I've been doing research in the biological sciences for 12 years now, including some work that was at least tangentially related to human health. I am not in it for the paycheck--if that's all I wanted, my friends and I joke that we'd go to KFC School of Business Management and be assistant managers at fast food restaurants making more than we do in science. I, and the majority of the people I know, don't want to be professors either. It's extremely rare for a professor to actually do any lab work themselves, but if you ask they'll tell you they miss it. Besides there are 300 people applying for each professorship at a decent university. Then if you are unlucky enough to get the job, you have to successfully fight in a viciously competitive funding environment to get tenure and not lose your mind or your liver in the process. It's actually hard enough to keep a job in academic science, period. My boss and I are applying for grants. Hers are in part to keep my position funded, she's got one out and is writing a second. I've got one out, and am applying for two or possibly three more. Contrary to what you wrote, my grants are largely my ideas and my writing, and should I get funded is my money, not the boss's. However science funding is so obscenely bad (most grants have ~5% success rate, the best one I'm applying for has ~25%) that I'm also going to look for a new job, with the boss's full knowledge and support, even though we'd both very much like me to stick around for another couple years and get our proposed butt kicking science done.

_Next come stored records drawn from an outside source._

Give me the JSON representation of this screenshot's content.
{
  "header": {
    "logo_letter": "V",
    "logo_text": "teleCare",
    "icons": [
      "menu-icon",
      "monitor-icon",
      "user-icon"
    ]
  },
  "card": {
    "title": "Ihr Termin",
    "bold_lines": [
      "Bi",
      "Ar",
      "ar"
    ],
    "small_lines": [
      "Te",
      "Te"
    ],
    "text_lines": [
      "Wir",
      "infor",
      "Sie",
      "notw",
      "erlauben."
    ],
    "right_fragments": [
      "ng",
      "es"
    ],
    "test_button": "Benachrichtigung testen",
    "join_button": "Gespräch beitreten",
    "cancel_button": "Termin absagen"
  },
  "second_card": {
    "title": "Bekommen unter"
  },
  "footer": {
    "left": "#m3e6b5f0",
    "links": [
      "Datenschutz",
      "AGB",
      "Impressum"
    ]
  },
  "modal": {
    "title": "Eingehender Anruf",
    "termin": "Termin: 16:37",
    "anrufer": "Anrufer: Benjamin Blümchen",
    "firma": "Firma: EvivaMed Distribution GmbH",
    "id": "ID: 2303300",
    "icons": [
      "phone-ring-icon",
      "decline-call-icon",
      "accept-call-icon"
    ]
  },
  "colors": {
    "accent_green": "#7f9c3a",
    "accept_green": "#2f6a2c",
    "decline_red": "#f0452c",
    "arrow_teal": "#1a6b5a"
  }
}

So why do it if there's nothing but nonstop stress, Burger King assistant manager pay, and institutionalized job insecurity? I get to solve problems. I get to figure things out. I get to do things (sometimes, not often, but sometimes) that nobody has ever done before, see things nobody else has ever seen before. Work in a small way on projects that could impact millions of people's lives. I'll never be famous, which is fine with me. I'll never be rich, which, well, I can tolerate. I might not ever have job security...which okay, I'll admit is seriously grinding down my enthusiasm and idealism. But the things I've gotten to do--even paid a pittance to do--I wouldn't trade. Catching jellyfish off the docks in Oregon. Turned loose on a billion dollar synchrotron, unsupervised at 3 am to understand how an enzyme known to be a virulence factor in several diseases functions at an atomic level. Making radioactively labeled mosquitoes to understand lipid trafficking, working with cell culture (It's a cell from an insect's midgut...that under laboratory conditions can endlessly propagate itself. How cool! And here's my what I'm going to do with it...), genetically engineering fluorescent organisms, using high-throughput screening to find new drug lead compounds. A lot of hard work, but sometimes that's damn good fun. Plus along the way you get to understand phenomena on a level that most people don't even know exists. I'm of course not claiming god-king knowledge here, but I could spend a long time talking about the terrible beauty of host:pathogen and vector:pathogen relationships for example, or protein structure, or anything else I've studied a while, just like any other scientist. That's fun too, although not cool in most of society. But my mom still thinks I'm cool. Ok, no, she doesn't.
If you expect to get rich and famous doing science, no wonder your post seems bitter. It isn't going to happen and isn't a right reason to do science in the first place. Those pie-in-the-sky ideals are.